There is a related argument in the book which I don’t buy. In dismissing the idea of a straightforward selection pressure for evolution, Prof. Dawkins presents the Gedankenexperiment of a tribe who worship a war god, and whose religion dictates that they should go and fight the neighbouring tribes, in the course of which they acquire of course the resources of those other tribes, and propagate their seed further. The argument presented against this is that for any one individual it is more efficient to hang back while their companions do all the fighting, then to share a part in the spoils. Therefore the society would collapse, as no-one would want to do any fighting. This rather squarely misses the point of, for example Freya’s D.Phil. thesis and the concept that a population based on cooperation (in this case the war-tribe, in Freya’s case a biofilm) can in fact tolerate some fraction of "cheats" and that there is a stable state where proportion of cheats is non-zero but the population still thrives. Consider the British benefit system — some non-zero amount of money is spent on targeting benefit fraud, which keeps the fraud not at zero but at some level which both can be afforded and which leaves the spending justified. In fact, a canny war-tribe member would try to weasel their way out of the line of combat by arguing (rightly or otherwise) that they alone have some property that the average combatant does not possess, and would refer to the weaseling as "promotion" or officership.

Another potential explanation is an interpretation from Terry Pratchett, Jack Cohen and Ian Stewart’s Science of Discworld series. In it, they describe the idea of "lies-to-children" in which various layers of falsehood are peeled back as a child becomes ready to accept the more complex, yet more accurate, explanations. What if this idea is extended to become lies-to-protoscientists? What if, as well as a moral Zeitgeist, there is a consensus of acceptable sophistication?

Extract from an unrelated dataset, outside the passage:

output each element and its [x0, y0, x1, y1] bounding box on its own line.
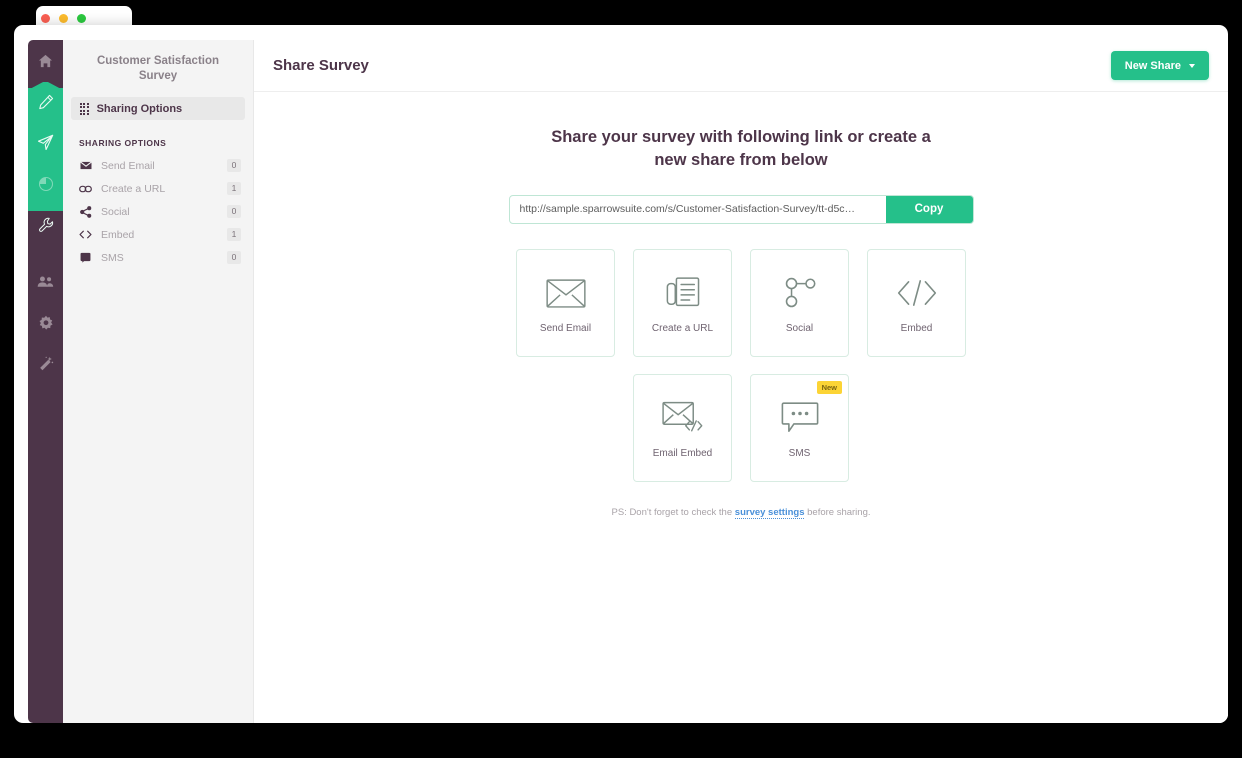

So a society initially agrees that each tree, waterfall, star, planet etc. must have its own god, then finds that it can accept the god-of-concept ideas of the more recent polytheistic disciplines, then agrees that a single god, while more complex a solution, is palatable, all the while science is also working to provide the ultimate in sophisticated solutions: that which is born out of simple concepts, but which can be applied to give predictable and verifiable results.